Crescente
mobilização em oposição ao projeto, dentro e fora do país, provoca
contra-ataque do Ministério da Infraestrutura
Dez anos após a batalha contra a usina
hidrelétrica de Belo Monte (PA), movimentos ambientais, indígenas e de esquerda
repetem o roteiro com relação a uma nova obra monumental na região Amazônica, a
Ferrogrão.
A crescente mobilização em oposição ao projeto, dentro e fora do país, provocou
um contra-ataque do governo de Jair Bolsonaro (sem partido), que tem busca do
dar um verniz 'verde' à ferrovia.
Com cerca de mil quilômetros de extensão e um custo orçado em R$ 20 bilhões, a
obra escoaria grãos, sobretudo soja e milho, de uma das principais regiões
produtoras do país, Mato Grosso, pelo chamado Arco Norte, na Amazônia. Teria
uma ponta em Sinop (MT) e outra no porto de Miritituba (PA), no rio
Tapajós.
O fato de atravessar áreas ambientais e margear terras indígenas tornou o
projeto uma nova causa célebre para ativistas.
'O projeto da Ferrogrão só pode ser comparado a catástrofes humanitárias e
ambientais como a rodovia Transamazônica e a usina hidrelétrica de
Belo Monte', diz carta enviada pela Apib (Articulação dos Povos Indígenas do
Brasil) em julho à Internacional Progressista (IP), entidade que reúne
lideranças globais de esquerda.
Entre os apoiadores da IP estão o senador americano Bernie Sanders, o
ex-ministro das Finanças da Grécia Yanis Varoufakis e o ex-líder do Partido
Trabalhista britânico Jeremy Corbyn.
No próximo dia 17, uma comitiva da entidade global virá ao Brasil para
encontros com movimentos sociais e partidos políticos, e a mobilização contra a
Ferrogrão será um dos pontos na agenda. A delegação terá 12 integrantes,
incluindo congressistas e ativistas de Europa e EUA.
Uma das preocupações dos ativistas é a tentativa do governo de apresentar o
projeto como ambientalmente sustentável, o que o coordenador-geral da
organização, o economista americano David Adler, chamou de 'lavagem cerebral
verde' em entrevista à Folha no mês passado.
O governo vem se mexendo para tentar melhorar a imagem de suas obras, Ferrogrão
inclusive.
Uma das iniciativas foi a assinatura de um memorando de entendimento pelo
Ministério da Infraestrutura com a Clima te Bonds Initiative (CBI), organização
britânica especializada na certificação de projetos e operações financeiras
'verdes', com o intuito de orientar investidores. Não há custo para o governo
na parceria, assinada em setembro de 2019 e sem prazo para ser encerrada.

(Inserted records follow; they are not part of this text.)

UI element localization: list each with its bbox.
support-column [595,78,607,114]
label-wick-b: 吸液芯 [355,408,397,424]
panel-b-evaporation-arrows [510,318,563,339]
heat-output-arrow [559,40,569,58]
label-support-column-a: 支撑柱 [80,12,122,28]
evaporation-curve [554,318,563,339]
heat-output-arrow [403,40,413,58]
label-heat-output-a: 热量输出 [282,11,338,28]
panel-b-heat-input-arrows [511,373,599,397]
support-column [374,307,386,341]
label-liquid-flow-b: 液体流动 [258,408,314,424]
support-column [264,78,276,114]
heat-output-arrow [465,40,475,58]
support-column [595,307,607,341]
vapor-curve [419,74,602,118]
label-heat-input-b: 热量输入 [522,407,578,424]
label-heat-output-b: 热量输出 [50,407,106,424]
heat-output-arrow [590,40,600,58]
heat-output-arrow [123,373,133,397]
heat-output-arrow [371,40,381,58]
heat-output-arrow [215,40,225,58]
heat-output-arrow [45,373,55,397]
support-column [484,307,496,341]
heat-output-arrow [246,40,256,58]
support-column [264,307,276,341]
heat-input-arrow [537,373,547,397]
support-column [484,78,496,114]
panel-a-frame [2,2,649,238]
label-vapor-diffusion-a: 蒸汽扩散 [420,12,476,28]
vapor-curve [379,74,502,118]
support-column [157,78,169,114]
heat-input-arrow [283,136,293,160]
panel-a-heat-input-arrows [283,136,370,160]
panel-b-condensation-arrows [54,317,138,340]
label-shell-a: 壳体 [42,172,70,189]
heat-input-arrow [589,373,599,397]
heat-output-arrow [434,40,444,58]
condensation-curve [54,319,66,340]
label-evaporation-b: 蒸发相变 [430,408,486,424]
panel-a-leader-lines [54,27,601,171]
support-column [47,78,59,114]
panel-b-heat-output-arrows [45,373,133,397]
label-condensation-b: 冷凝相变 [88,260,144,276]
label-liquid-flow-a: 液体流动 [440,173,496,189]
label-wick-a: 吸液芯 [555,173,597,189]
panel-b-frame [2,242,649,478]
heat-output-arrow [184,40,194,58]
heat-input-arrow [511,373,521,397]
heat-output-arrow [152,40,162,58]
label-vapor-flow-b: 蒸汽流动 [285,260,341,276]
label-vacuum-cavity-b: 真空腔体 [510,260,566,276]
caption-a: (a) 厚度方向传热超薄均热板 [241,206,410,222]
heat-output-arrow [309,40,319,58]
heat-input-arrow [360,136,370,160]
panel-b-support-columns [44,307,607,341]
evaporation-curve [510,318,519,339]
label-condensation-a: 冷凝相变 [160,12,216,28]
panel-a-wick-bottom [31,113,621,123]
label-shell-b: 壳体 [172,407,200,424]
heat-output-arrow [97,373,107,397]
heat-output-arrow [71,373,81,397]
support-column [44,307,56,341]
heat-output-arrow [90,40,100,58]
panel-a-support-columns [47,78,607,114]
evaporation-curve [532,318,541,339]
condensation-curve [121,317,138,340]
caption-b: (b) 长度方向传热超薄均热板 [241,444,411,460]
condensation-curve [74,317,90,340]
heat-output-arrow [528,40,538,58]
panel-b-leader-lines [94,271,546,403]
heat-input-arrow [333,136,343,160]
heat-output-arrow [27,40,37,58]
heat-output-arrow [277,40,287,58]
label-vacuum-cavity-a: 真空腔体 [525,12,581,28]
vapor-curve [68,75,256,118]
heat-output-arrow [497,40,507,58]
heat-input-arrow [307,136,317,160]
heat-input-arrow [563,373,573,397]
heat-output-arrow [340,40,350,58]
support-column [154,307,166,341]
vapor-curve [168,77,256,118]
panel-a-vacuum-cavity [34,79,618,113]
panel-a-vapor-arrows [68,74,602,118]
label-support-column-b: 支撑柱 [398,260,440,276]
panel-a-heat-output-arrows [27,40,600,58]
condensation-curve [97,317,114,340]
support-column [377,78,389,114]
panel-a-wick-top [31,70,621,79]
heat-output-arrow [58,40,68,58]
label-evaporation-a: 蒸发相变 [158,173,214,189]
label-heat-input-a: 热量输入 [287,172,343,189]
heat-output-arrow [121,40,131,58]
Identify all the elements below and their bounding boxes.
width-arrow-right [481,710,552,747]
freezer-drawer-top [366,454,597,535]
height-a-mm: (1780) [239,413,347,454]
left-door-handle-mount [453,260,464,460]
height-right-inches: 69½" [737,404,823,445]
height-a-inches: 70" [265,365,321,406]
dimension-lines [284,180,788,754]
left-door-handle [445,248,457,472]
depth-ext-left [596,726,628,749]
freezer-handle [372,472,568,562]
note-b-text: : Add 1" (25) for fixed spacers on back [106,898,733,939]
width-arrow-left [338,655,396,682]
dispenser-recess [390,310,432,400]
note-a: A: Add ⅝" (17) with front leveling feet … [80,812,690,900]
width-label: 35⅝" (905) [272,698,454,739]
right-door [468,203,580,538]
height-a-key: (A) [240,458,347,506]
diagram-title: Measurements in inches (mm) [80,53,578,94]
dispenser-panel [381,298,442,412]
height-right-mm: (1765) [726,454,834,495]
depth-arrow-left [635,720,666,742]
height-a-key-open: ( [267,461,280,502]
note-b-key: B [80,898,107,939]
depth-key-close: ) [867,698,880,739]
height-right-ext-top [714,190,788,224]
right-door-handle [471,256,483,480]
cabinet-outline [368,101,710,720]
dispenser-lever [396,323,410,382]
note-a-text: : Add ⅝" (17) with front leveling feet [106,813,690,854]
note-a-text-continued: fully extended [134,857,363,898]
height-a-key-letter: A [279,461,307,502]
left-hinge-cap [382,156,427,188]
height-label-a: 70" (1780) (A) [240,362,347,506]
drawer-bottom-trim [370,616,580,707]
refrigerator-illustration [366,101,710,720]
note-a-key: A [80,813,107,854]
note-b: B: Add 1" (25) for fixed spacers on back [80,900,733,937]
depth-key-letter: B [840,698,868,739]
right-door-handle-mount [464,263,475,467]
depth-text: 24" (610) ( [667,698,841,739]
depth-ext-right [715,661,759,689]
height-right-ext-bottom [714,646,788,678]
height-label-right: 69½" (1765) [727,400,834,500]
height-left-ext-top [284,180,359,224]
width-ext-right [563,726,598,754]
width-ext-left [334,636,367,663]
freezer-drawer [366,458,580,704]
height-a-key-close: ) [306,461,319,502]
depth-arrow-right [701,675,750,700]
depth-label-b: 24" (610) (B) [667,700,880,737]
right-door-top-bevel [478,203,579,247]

'Se eu vou fazer uma ferrovia na Amazônia, preciso passar segurança
para os investidores, principalmente no quesito imagem. Queremos ser o estado
da arte em termos de estruturação verde, governança ambiental,
monitoramento de processos, recuperação de áreas degradadas, travessia de
fauna', afirma o ministro da Infraestrutura, Tarcísio Gomes de Freitas.
Segundo a CBI, o acordo com o ministério envolve o compartilhamento de
informações sobre 'critérios verdes e de melhores práticas internacionais para
o acesso aos mercados de finanças sustentáveis'.
Mas o trabalho específico relacionado à Ferrogrão ainda não se
iniciou, de acordo com Leisa Souza, head de América Latina da CBI.
'A Climate Bonds não avaliou o pedido de certificação das operações financeiras
para construção da Ferrogrão até o momento', afirma.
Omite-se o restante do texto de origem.